First make sure the OpenFOAM environment is set up. Look at /apps/chpc/compmech/CFD/OpenFOAM/OF301
. Copy one of these files to your user directory and edit the path to the appropriate OpenFOAM-*.*.*/etc/bashrc file. Edit that file to suit your installation. This step loads the module for GCC, sets up the OpenFOAM environment and puts the appropriate gmp, mpc, mpfr and libiconv versions that have been compiled and installed in /apps/chpc/compmech/CFD/OpenFOAM
in your paths.
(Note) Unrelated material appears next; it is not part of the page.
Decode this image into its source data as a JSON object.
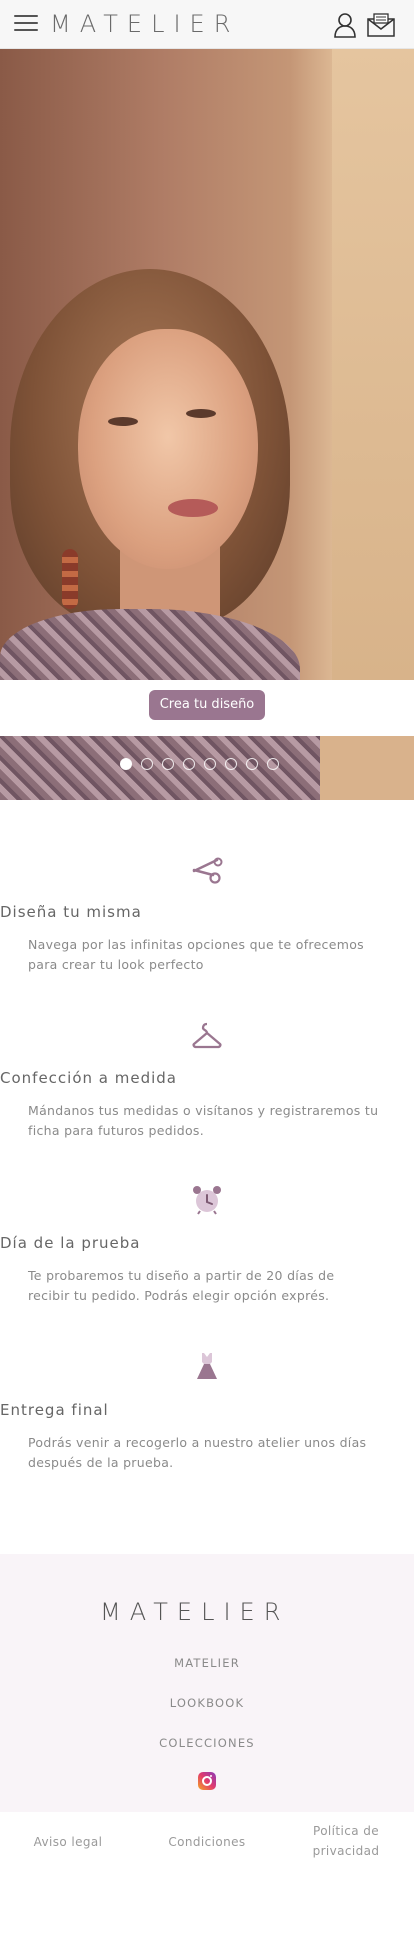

Be warned that OpenFOAM-2.4.0 has been compiled with dedicated application installs of gcc, mpc, mpfr, gmp, cgal, libboost and openmpi. YMMV.
Now you can use wmake
to compile your code in any directory, and run it as described above.
NB: OpenFOAM builds typically take several hours so, you should not run it on the login node (and the build may be killed if you do). The build should instead be submitted as a normal cluster job, or use qsub -qsmp -I
to get an interactive session on a compute node.